Mather put a hand to her mouth, smothering a giggle. “Madam, you’ve a wicked bite yourself.”

“I suppose that’s why we get on so well, you and I.” Liza took a moment to chew as she glanced around for other likely plates. Sugar was excellent medicine for the sore heart. Why, a slice of poppy seed cake sat untouched by the window! What fool had discarded it? Cook’s cake was a work of genius. “Do you know whose cake—”

But as she glanced back, she forgot her next remark. For once, Mather had set aside her dignity and iron-spined posture. Slumping a little amid the ruffles and flounces of her sapphire satin skirts, she looked like a figure in a romantic painting. The deep blue of her dress brightened her eyes and caused her pale skin to glow. Her vivid hair, the scarlet of oak leaves in autumn, had been curled into ringlets that softened the square shape of her jaw, and her face looked poreless and opalescent, a pearl wreathed in fire.

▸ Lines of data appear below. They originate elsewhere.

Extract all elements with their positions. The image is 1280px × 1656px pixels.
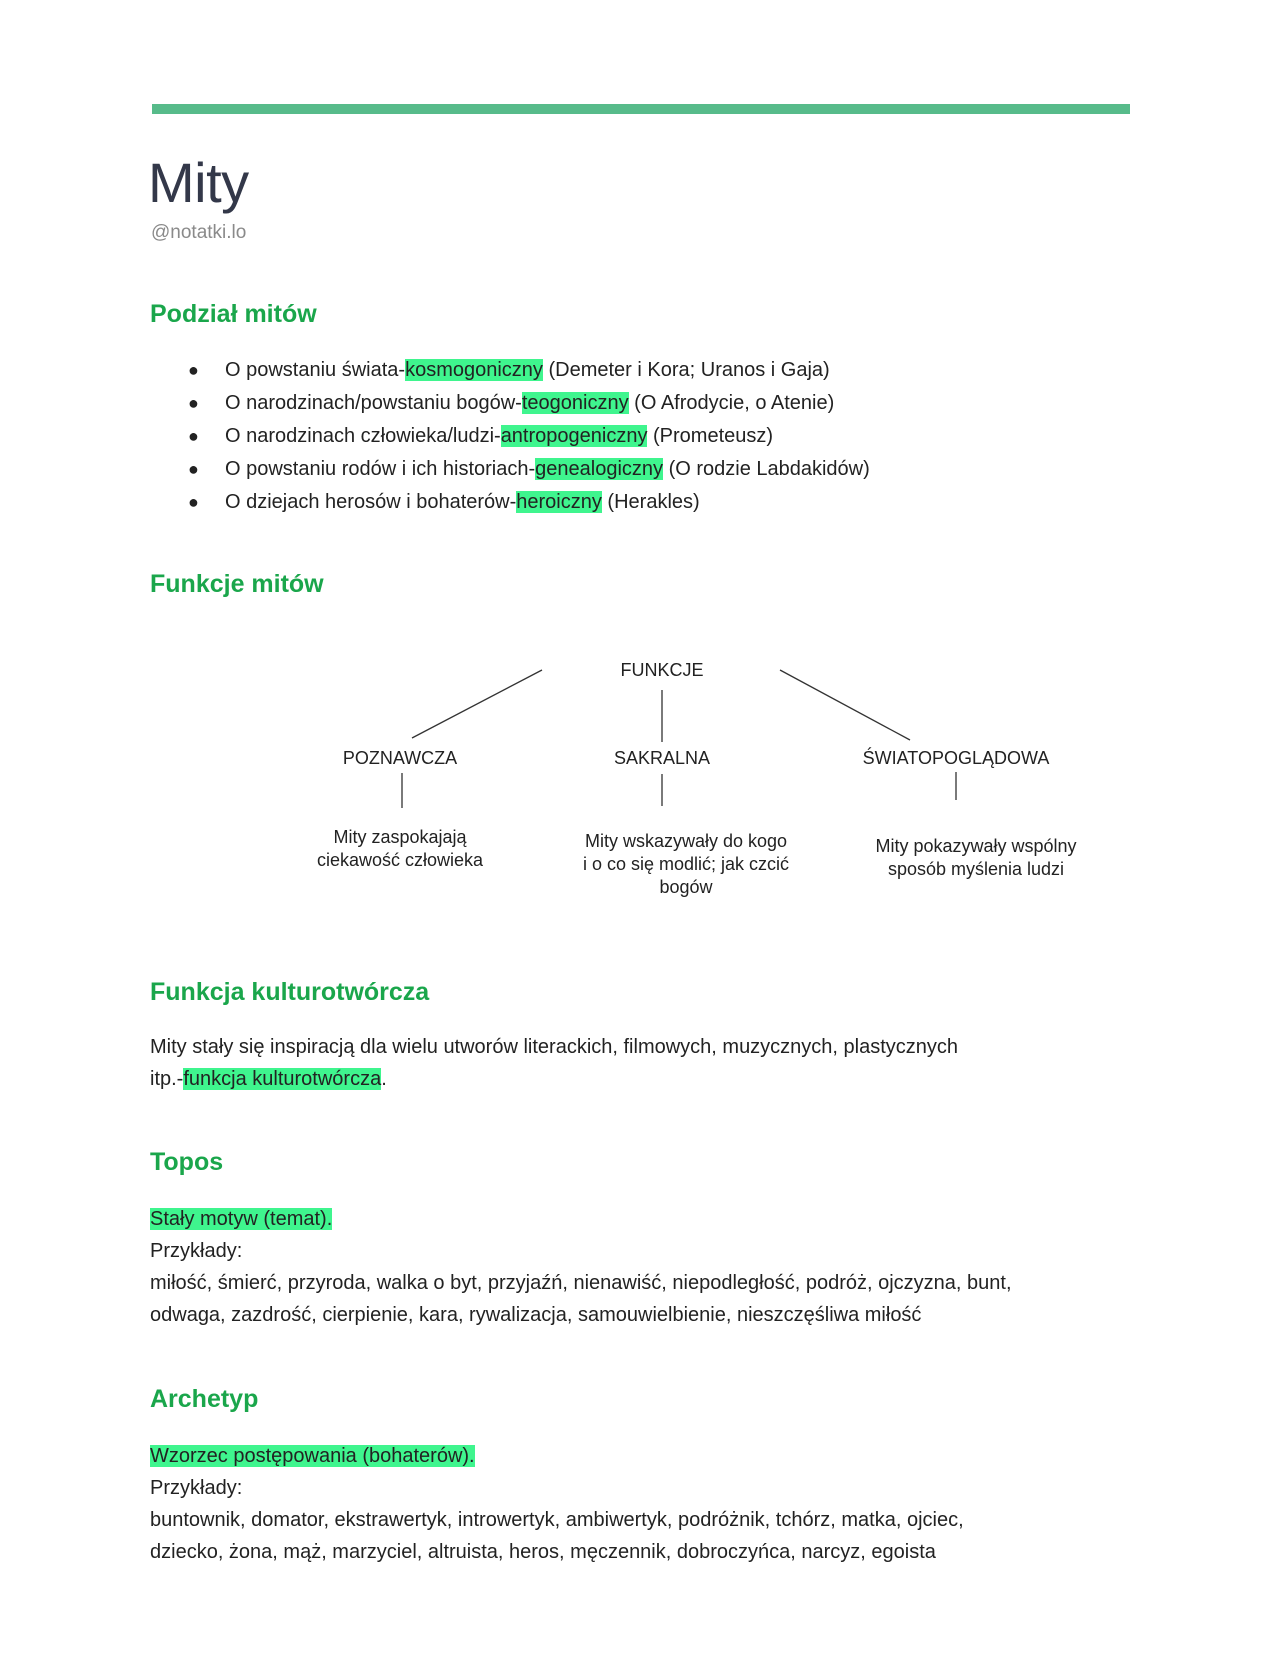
paragraph-line: Mity stały się inspiracją dla wielu utworów literackich, filmowych, muzycznych, plastycznych — [150, 1036, 959, 1058]
definition-line — [150, 1203, 1130, 1235]
item-text: O powstaniu świata- — [225, 359, 406, 381]
bullet-icon: ● — [188, 426, 199, 446]
bullet-icon: ● — [188, 459, 199, 479]
list-item — [150, 389, 870, 422]
item-text: O narodzinach człowieka/ludzi- — [225, 425, 501, 447]
item-note: (Prometeusz) — [647, 425, 774, 447]
paragraph-text: . — [381, 1068, 387, 1090]
paragraph-text: itp.- — [150, 1068, 184, 1090]
examples-line: buntownik, domator, ekstrawertyk, introwertyk, ambiwertyk, podróżnik, tchórz, matka, ojciec, — [150, 1509, 964, 1531]
functions-diagram — [290, 650, 1110, 910]
highlighted-definition: Stały motyw (temat). — [150, 1208, 333, 1230]
examples-line: odwaga, zazdrość, cierpienie, kara, rywalizacja, samouwielbienie, nieszczęśliwa miłość — [150, 1304, 922, 1326]
kultura-paragraph — [150, 1031, 1130, 1095]
desc-line: bogów — [659, 877, 713, 897]
highlighted-definition: Wzorzec postępowania (bohaterów). — [150, 1445, 475, 1467]
item-note: (O rodzie Labdakidów) — [663, 458, 870, 480]
highlighted-term: funkcja kulturotwórcza — [183, 1068, 382, 1090]
desc-line: sposób myślenia ludzi — [887, 859, 1065, 879]
accent-bar — [152, 104, 1130, 114]
item-note: (Herakles) — [601, 491, 700, 513]
bullet-icon: ● — [188, 492, 199, 512]
heading-topos: Topos — [150, 1148, 224, 1176]
item-text: O dziejach herosów i bohaterów- — [225, 491, 517, 513]
examples-line: miłość, śmierć, przyroda, walka o byt, przyjaźń, nienawiść, niepodległość, podróż, ojczyzna, bunt, — [150, 1272, 1012, 1294]
desc-line: i o co się modlić; jak czcić — [582, 854, 790, 874]
podzial-list — [150, 356, 870, 521]
heading-funkcje: Funkcje mitów — [150, 570, 324, 598]
highlighted-term: antropogeniczny — [500, 425, 648, 447]
highlighted-term: heroiczny — [516, 491, 602, 513]
item-text: O narodzinach/powstaniu bogów- — [225, 392, 522, 414]
branch-description — [546, 830, 826, 899]
highlighted-term: teogoniczny — [521, 392, 629, 414]
branch-label: SAKRALNA — [613, 748, 711, 768]
connector-right — [780, 670, 910, 740]
examples-line: dziecko, żona, mąż, marzyciel, altruista, heros, męczennik, dobroczyńca, narcyz, egoista — [150, 1541, 936, 1563]
paragraph-line — [150, 1063, 1130, 1095]
desc-line: Mity zaspokajają — [333, 827, 467, 847]
item-note: (Demeter i Kora; Uranos i Gaja) — [542, 359, 830, 381]
page-title: Mity — [148, 151, 249, 214]
page-subtitle: @notatki.lo — [151, 222, 247, 243]
desc-line: ciekawość człowieka — [316, 850, 484, 870]
list-item — [150, 422, 870, 455]
examples-label: Przykłady: — [150, 1477, 243, 1499]
heading-archetyp: Archetyp — [150, 1385, 259, 1413]
connector-left — [412, 670, 542, 738]
branch-label: POZNAWCZA — [342, 748, 458, 768]
highlighted-term: genealogiczny — [535, 458, 664, 480]
list-item — [150, 455, 870, 488]
item-note: (O Afrodycie, o Atenie) — [628, 392, 835, 414]
topos-block — [150, 1203, 1130, 1331]
item-text: O powstaniu rodów i ich historiach- — [225, 458, 536, 480]
heading-kultura: Funkcja kulturotwórcza — [150, 978, 430, 1006]
list-item — [150, 488, 870, 521]
list-item — [150, 356, 870, 389]
archetyp-block — [150, 1440, 1130, 1568]
desc-line: Mity pokazywały wspólny — [875, 836, 1077, 856]
branch-description — [836, 835, 1116, 881]
bullet-icon: ● — [188, 360, 199, 380]
examples-label: Przykłady: — [150, 1240, 243, 1262]
bullet-icon: ● — [188, 393, 199, 413]
desc-line: Mity wskazywały do kogo — [584, 831, 788, 851]
branch-description — [280, 826, 520, 872]
heading-podzial: Podział mitów — [150, 300, 317, 328]
branch-label: ŚWIATOPOGLĄDOWA — [862, 748, 1050, 768]
diagram-root: FUNKCJE — [620, 660, 704, 680]
definition-line — [150, 1440, 1130, 1472]
highlighted-term: kosmogoniczny — [405, 359, 543, 381]
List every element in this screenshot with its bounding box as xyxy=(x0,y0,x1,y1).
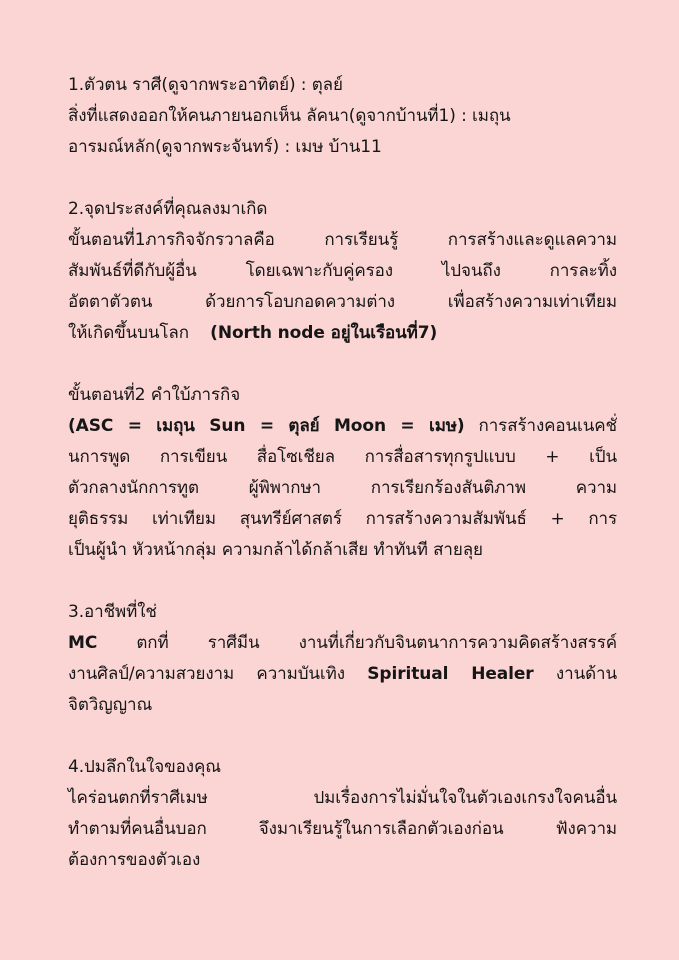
inner-knot-line-3: ต้องการของตัวเอง xyxy=(68,850,201,870)
career-heading: 3.อาชีพที่ใช่ xyxy=(68,602,157,622)
mc-label: MC xyxy=(68,633,98,653)
section-career xyxy=(68,597,617,721)
asc-sun-moon-note: (ASC = เมถุน Sun = ตุลย์ Moon = เมษ) xyxy=(68,416,465,436)
career-line-2 xyxy=(68,659,617,690)
spiritual-healer-label: Spiritual Healer xyxy=(367,664,534,684)
inner-knot-heading: 4.ปมลึกในใจของคุณ xyxy=(68,757,221,777)
north-node-note: (North node อยู่ในเรือนที่7) xyxy=(210,323,438,343)
mission-hint-line-1-text: การสร้างคอนเนคชั่ xyxy=(478,416,617,436)
section-identity xyxy=(68,70,617,163)
career-line-2-text: งานศิลป์/ความสวยงาม ความบันเทิง xyxy=(68,664,345,684)
mission-hint-line-2: นการพูด การเขียน สื่อโซเชียล การสื่อสารทุกรูปแบบ + เป็น xyxy=(68,447,617,467)
mission-hint-line-4: ยุติธรรม เท่าเทียม สุนทรีย์ศาสตร์ การสร้างความสัมพันธ์ + การ xyxy=(68,509,617,529)
inner-knot-line-2: ทำตามที่คนอื่นบอก จึงมาเรียนรู้ในการเลือกตัวเองก่อน ฟังความ xyxy=(68,819,617,839)
identity-moon-line: อารมณ์หลัก(ดูจากพระจันทร์) : เมษ บ้าน11 xyxy=(68,137,382,157)
identity-sun-line: 1.ตัวตน ราศี(ดูจากพระอาทิตย์) : ตุลย์ xyxy=(68,75,343,95)
inner-knot-line-1: ไคร่อนตกที่ราศีเมษ ปมเรื่องการไม่มั่นใจในตัวเองเกรงใจคนอื่น xyxy=(68,788,617,808)
section-mission-hint xyxy=(68,380,617,566)
career-line-3: จิตวิญญาณ xyxy=(68,695,153,715)
purpose-heading: 2.จุดประสงค์ที่คุณลงมาเกิด xyxy=(68,199,268,219)
purpose-line-2: สัมพันธ์ที่ดีกับผู้อื่น โดยเฉพาะกับคู่ครอง ไปจนถึง การละทิ้ง xyxy=(68,261,617,281)
purpose-line-3: อัตตาตัวตน ด้วยการโอบกอดความต่าง เพื่อสร้างความเท่าเทียม xyxy=(68,292,617,312)
identity-ascendant-line: สิ่งที่แสดงออกให้คนภายนอกเห็น ลัคนา(ดูจากบ้านที่1) : เมถุน xyxy=(68,106,511,126)
career-line-1-text: ตกที่ ราศีมีน งานที่เกี่ยวกับจินตนาการความคิดสร้างสรรค์ xyxy=(136,633,618,653)
mission-hint-heading: ขั้นตอนที่2 คำใบ้ภารกิจ xyxy=(68,385,241,405)
mission-hint-line-5: เป็นผู้นำ หัวหน้ากลุ่ม ความกล้าได้กล้าเสีย ทำทันที สายลุย xyxy=(68,540,483,560)
career-line-1 xyxy=(68,628,617,659)
purpose-line-4-text: ให้เกิดขึ้นบนโลก xyxy=(68,323,189,343)
purpose-line-4 xyxy=(68,318,617,349)
career-line-2-tail: งานด้าน xyxy=(555,664,617,684)
mission-hint-line-3: ตัวกลางนักการทูต ผู้พิพากษา การเรียกร้องสันติภาพ ความ xyxy=(68,478,617,498)
purpose-line-1: ขั้นตอนที่1ภารกิจจักรวาลคือ การเรียนรู้ การสร้างและดูแลความ xyxy=(68,230,617,250)
section-inner-knot xyxy=(68,752,617,876)
mission-hint-line-1 xyxy=(68,411,617,442)
section-purpose xyxy=(68,194,617,349)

“Why, you’re utterly beautiful.” Liza heard the surprise
in her own voice, but decided not to append an apology: it would require vanity to take offense, and Mather lacked that entirely.

Sure enough, Mather glanced up with a startled smile. “You’re teasing me.”

“Not in the least.” How had it taken so long to realize the girl’s beauty? Mather had been in her employ for almost two years now.

Mather’s smile slipped into a more wistful curve. “It’s the gown, then.” She looked into her lap, giving the silk an admiring stroke.

An awful thought occurred to Liza. “Have you never used a milliner before?” For now she thought on it, all Mather’s dresses were ready-made affairs, save the few Liza had ordered for this party. “How awful of me! I should have arranged to purchase a wardrobe for you in London.”

“No, ma’am.” Mather spoke calmly. “That is not the usual call for an employer with her secretary.”

“Do I not pay you enough, then? For you know that there are very reasonable milliners—”

“You pay me handsomely. But I fear I’m a penny pincher.”

“Oh.” Nonplussed, Liza paused. “Well, that’s virtuous,” she said. An example she’d do well to follow. “But what are you saving for?” Mather had no family; she was orphan, by her own admission.

Mather shrugged. “A rainy day, I suppose?” Before Liza could inquire into that answer, she added, “I must thank you again. The gown does become me very well. I confess, I find it rather . . . amazing, the illusions such clothing might work.”